Завтра | Георгий Судовцев | 20.10.2012 |
Такое отношение можно считать в целом оправданным и даже справедливым. «Синдром Нерона» (да-да, того самого римского императора, воскликнувшего: «Какой великий актёр погибает!») — штука посильнее «Фауста» Гёте. Но из всякого правила, как известно, есть исключения. Например, один статский советник еще царских времён, писавший под псевдонимом Н. Щедрин, по праву вошёл в число классиков отечественной литературы. А творчество Гавриила Державина, бывшего даже министром юстиции Российской империи, вообще считается литературной вершиной русского классицизма и одним из главнейших истоков творчества Пушкина («Старик Державин нас заметил и, в гроб сходя, благословил!»).
Раскрывая страницы первого (и сразу — исторического!) романа Владимира Мединского, в недавнем прошлом — депутата Госдумы, а ныне — министра культуры Российской Федерации, поневоле вспоминаешь и правила, и исключения из них.
Роман «Стена» посвящен событиям великой русской Смуты XVII века, конкретнее — почти трехлетней обороны Смоленска (1609−1611), а его «отдhлы» называются, соответственно: «Пером и шпагой», «Красное и чёрное», «Щит и меч», «Огнём и мечом», «В круге первом», «Гордость и предубеждение» и т. д. Кажется, не хватает только «Войны и мира"… Типично постмодернистский приём, который, вкупе с предисловием Виктора Ерофеева (кстати, на удивление прилично написанным), а затем — именем-отчеством Лаврентий Павлиныч у начальника тайной службы смоленского воеводы и прочими «фишками» в том же духе, сразу заставляет задуматься, «уж не пародия ли он», этот роман?
Но нет. Не пародия. Совсем наоборот. Книгу Владимира Мединского можно читать с удовольствием: прекрасный литературный язык, слегка стилизованный «под старину», динамичный сюжет, отличные «плотные» диалоги, — удивительно зрелая и качественная проза для первого романа. Единственное замечание по существу — герои в начале романа часто противопоставляют Россию Европе и Европу России. Но это противопоставление, для нас привычное и, казалось бы, очевидное, на деле возникло только во второй половине XVII века, когда под руку московского царя перешли земли, ныне именуемые украинскими, с «матерью городов русских», Киевом, — на таком же «кончике мизинца», как Санкт-Петербург через полвека. Только тогда Московия стала Россией, а остальной «христианский мир» к западу от него — Европой, прошедшей горнило Тридцатилетней войны и скрепленной Вестфальским миром…
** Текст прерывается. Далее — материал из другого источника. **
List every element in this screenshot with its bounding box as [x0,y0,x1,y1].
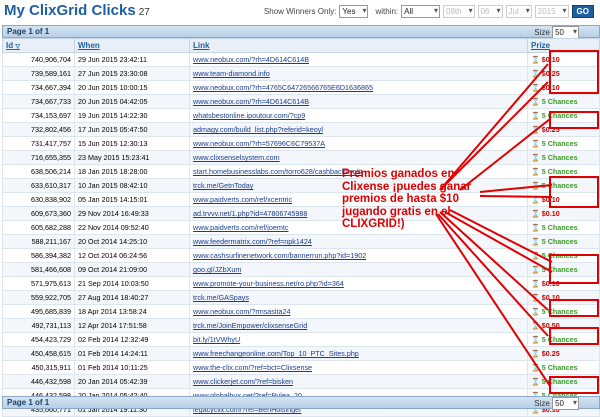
highlight-box [549,327,599,345]
highlight-box [549,254,599,284]
highlight-box [549,50,599,94]
highlight-box [549,376,599,394]
annotation-text: Premios ganados en Clixense ¡puedes gana… [342,168,472,230]
highlight-box [549,176,599,208]
highlight-box [549,111,599,129]
annotation-arrows [435,63,553,387]
highlight-box [549,299,599,317]
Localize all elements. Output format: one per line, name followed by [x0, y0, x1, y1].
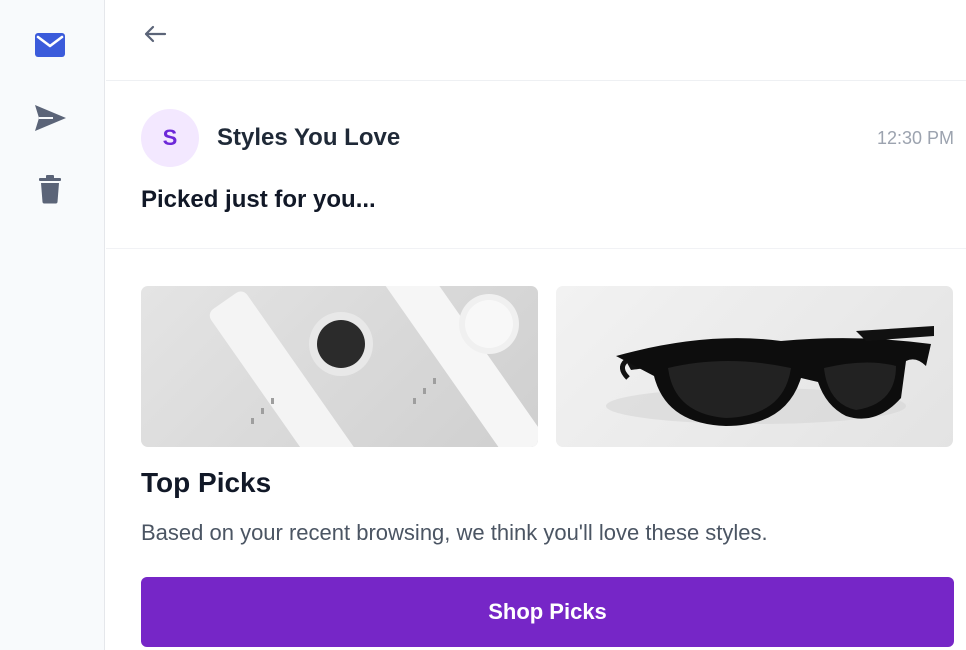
sidebar-item-sent[interactable]: [28, 96, 72, 140]
toolbar: [106, 0, 966, 81]
back-button[interactable]: [141, 22, 169, 50]
sunglasses-image: [556, 286, 953, 447]
sidebar-item-inbox[interactable]: [28, 23, 72, 67]
arrow-left-icon: [143, 24, 167, 49]
sidebar: [0, 0, 105, 650]
email-view: S Styles You Love 12:30 PM Picked just f…: [106, 0, 966, 650]
sidebar-item-trash[interactable]: [28, 167, 72, 211]
avatar: S: [141, 109, 199, 167]
sender-name: Styles You Love: [217, 124, 401, 151]
promo-text: Based on your recent browsing, we think …: [141, 520, 768, 545]
product-images: [141, 286, 953, 447]
shop-picks-button[interactable]: Shop Picks: [141, 577, 954, 647]
email-time: 12:30 PM: [876, 128, 954, 148]
email-header: S Styles You Love 12:30 PM Picked just f…: [106, 81, 966, 249]
send-icon: [33, 103, 67, 133]
promo-title: Top Picks: [141, 467, 272, 498]
mail-icon: [34, 32, 66, 58]
app-window: S Styles You Love 12:30 PM Picked just f…: [0, 0, 966, 650]
trash-icon: [38, 174, 62, 204]
email-subject: Picked just for you...: [141, 186, 376, 213]
watches-image: [141, 286, 538, 447]
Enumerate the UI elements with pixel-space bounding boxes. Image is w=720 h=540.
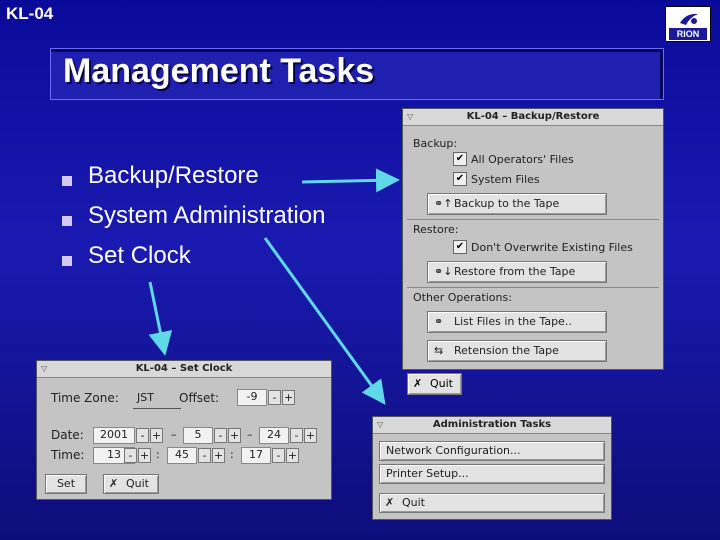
- bullet-square-icon: [62, 256, 72, 266]
- window-menu-icon[interactable]: ▽: [41, 364, 51, 374]
- set-clock-window: KL-04 – Set Clock ▽ Time Zone: JST Offse…: [36, 360, 332, 500]
- offset-label: Offset:: [179, 391, 220, 405]
- admin-quit-button[interactable]: ✗ Quit: [379, 493, 605, 513]
- slide-title: Management Tasks: [63, 52, 375, 90]
- day-minus-button[interactable]: -: [290, 428, 303, 443]
- quit-icon: ✗: [385, 496, 395, 509]
- hour-plus-button[interactable]: +: [138, 448, 151, 463]
- quit-label: Quit: [402, 496, 425, 509]
- date-dash: –: [247, 428, 253, 441]
- retension-button[interactable]: ⇆ Retension the Tape: [427, 340, 607, 362]
- bullet-square-icon: [62, 216, 72, 226]
- year-field[interactable]: 2001: [93, 427, 135, 444]
- bullet-label: System Administration: [88, 202, 326, 229]
- dont-overwrite-checkbox[interactable]: ✔: [453, 240, 467, 254]
- backup-to-tape-button[interactable]: ⚭↑ Backup to the Tape: [427, 193, 607, 215]
- arrow-backup: [301, 168, 400, 193]
- second-field[interactable]: 17: [241, 447, 271, 464]
- set-button[interactable]: Set: [45, 474, 87, 494]
- bullet-label: Set Clock: [88, 242, 191, 269]
- minute-field[interactable]: 45: [167, 447, 197, 464]
- window-title: KL-04 – Backup/Restore: [403, 109, 663, 126]
- year-plus-button[interactable]: +: [150, 428, 163, 443]
- admin-tasks-window: Administration Tasks ▽ Network Configura…: [372, 416, 612, 520]
- printer-setup-label: Printer Setup...: [386, 467, 469, 480]
- other-operations-label: Other Operations:: [413, 291, 512, 304]
- year-minus-button[interactable]: -: [136, 428, 149, 443]
- timezone-label: Time Zone:: [51, 391, 119, 405]
- window-menu-icon[interactable]: ▽: [377, 420, 387, 430]
- quit-icon: ✗: [109, 477, 119, 490]
- time-colon: :: [230, 448, 234, 461]
- offset-field[interactable]: -9: [237, 389, 267, 406]
- network-configuration-button[interactable]: Network Configuration...: [379, 441, 605, 461]
- time-label: Time:: [51, 448, 85, 462]
- list-files-button[interactable]: ⚭ List Files in the Tape..: [427, 311, 607, 333]
- bullet-square-icon: [62, 176, 72, 186]
- month-field[interactable]: 5: [183, 427, 213, 444]
- timezone-input[interactable]: JST: [133, 391, 181, 409]
- minute-plus-button[interactable]: +: [212, 448, 225, 463]
- offset-plus-button[interactable]: +: [282, 390, 295, 405]
- set-label: Set: [56, 477, 76, 490]
- network-configuration-label: Network Configuration...: [386, 444, 521, 457]
- backup-to-tape-label: Backup to the Tape: [454, 197, 560, 210]
- separator: [407, 287, 659, 288]
- second-minus-button[interactable]: -: [272, 448, 285, 463]
- offset-minus-button[interactable]: -: [268, 390, 281, 405]
- window-title: Administration Tasks: [373, 417, 611, 434]
- slide-code: KL-04: [6, 4, 54, 23]
- date-label: Date:: [51, 428, 84, 442]
- date-dash: –: [171, 428, 177, 441]
- system-files-checkbox[interactable]: ✔: [453, 172, 467, 186]
- tape-list-icon: ⚭: [434, 315, 444, 328]
- rion-logo: RION: [665, 6, 711, 42]
- restore-from-tape-label: Restore from the Tape: [454, 265, 576, 278]
- retension-label: Retension the Tape: [454, 344, 559, 357]
- bullet-label: Backup/Restore: [88, 162, 259, 189]
- quit-label: Quit: [126, 477, 149, 490]
- tape-up-icon: ⚭↑: [434, 197, 453, 210]
- clock-quit-button[interactable]: ✗ Quit: [103, 474, 159, 494]
- separator: [407, 219, 659, 220]
- hour-minus-button[interactable]: -: [124, 448, 137, 463]
- system-files-label: System Files: [471, 173, 540, 186]
- window-menu-icon[interactable]: ▽: [407, 112, 417, 122]
- month-plus-button[interactable]: +: [228, 428, 241, 443]
- logo-mark-icon: [680, 13, 698, 25]
- day-plus-button[interactable]: +: [304, 428, 317, 443]
- slide-title-bar: Management Tasks: [50, 48, 664, 100]
- tape-down-icon: ⚭↓: [434, 265, 453, 278]
- second-plus-button[interactable]: +: [286, 448, 299, 463]
- logo-text: RION: [669, 28, 707, 40]
- arrow-clock: [148, 281, 173, 356]
- minute-minus-button[interactable]: -: [198, 448, 211, 463]
- restore-label: Restore:: [413, 223, 459, 236]
- backup-quit-button[interactable]: ✗ Quit: [407, 373, 462, 395]
- window-title: KL-04 – Set Clock: [37, 361, 331, 378]
- restore-from-tape-button[interactable]: ⚭↓ Restore from the Tape: [427, 261, 607, 283]
- all-operators-checkbox[interactable]: ✔: [453, 152, 467, 166]
- tape-retension-icon: ⇆: [434, 344, 444, 357]
- quit-label: Quit: [430, 377, 453, 390]
- time-colon: :: [156, 448, 160, 461]
- month-minus-button[interactable]: -: [214, 428, 227, 443]
- all-operators-label: All Operators' Files: [471, 153, 574, 166]
- quit-icon: ✗: [413, 377, 423, 390]
- dont-overwrite-label: Don't Overwrite Existing Files: [471, 241, 633, 254]
- day-field[interactable]: 24: [259, 427, 289, 444]
- printer-setup-button[interactable]: Printer Setup...: [379, 464, 605, 484]
- backup-label: Backup:: [413, 137, 458, 150]
- list-files-label: List Files in the Tape..: [454, 315, 572, 328]
- backup-restore-window: KL-04 – Backup/Restore ▽ Backup: ✔ All O…: [402, 108, 664, 370]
Это важный мировоззренческий момент, и он способен вызвать определенное читательское отторжение — в отличие от литературного приёма анахронизма, наподобие песенки «Лили Марлен», которую распевает ландскнехт Франц Майер, ставший на Руси Фирсом Майоровым; вовсе необязательное для начала XVI века пенсне на носу Лаврентия Логачёва и т. д. Или от символов непрерывности и единства отечественной истории — таких, как Белый Сокол, ангелы, русские солдаты иных времён, приходящие на помощь защитникам осаждённого Смоленска, или девочка, явившаяся под его стены зимой 1610 года прямиком из блокадного Ленинграда.
Многие эпизоды романа: например, последнее причастие в Мономаховом соборе, где причастники со скрещенными руками отходят от чаши прямо под сабли наёмников Сигизмунда Вазы, ворвавшихся в храм, — звучат настоящим гимном русскому духу.
«С криками и бранью поляки ворвались в храм и принялись рубить направо и налево, не глядя…
Никто не сопротивлялся, люди принимали смерть молча. Бежать было некуда. Стоны даже не заглушали пения, с которым по-прежнему шли к алтарю те, кто еще не причастились.
— Тело Христово примите! Источника блаженного вкусите! — пели люди и шли, и шли, скрестив руки на груди, не оборачиваясь…"
А вот как воспринимает это предатель Дедюшкин: «Он немного отошёл от собора и только тогда понял, что особенно смущает его, — пение, которое доносилось из храма. Смоляне не кричали от ужаса, не молили о пощаде. Они пели «Тело Христово примите"…
— Безумцы проклятые! Юродивые! Скоты! — шептал сквозь сжатые зубы Дедюшкин, и ему становилось всё хуже…" Возмездие настигает предателя немедленно: упавший с собора крест пронзает его насквозь.
Бог — есть. Мы — бессмертны. Россия — наша Родина. Всё остальное — прилагается.
Я не знаю, каким парламентарием, преподавателем, учёным и министром был, есть и будет человек, чьё имя стоит на обложке этого романа. Но то, что им написана более чем достойная книга, которая сопоставима с лучшими образцами отечественной исторической прозы, — лично для меня уже неоспоримый факт.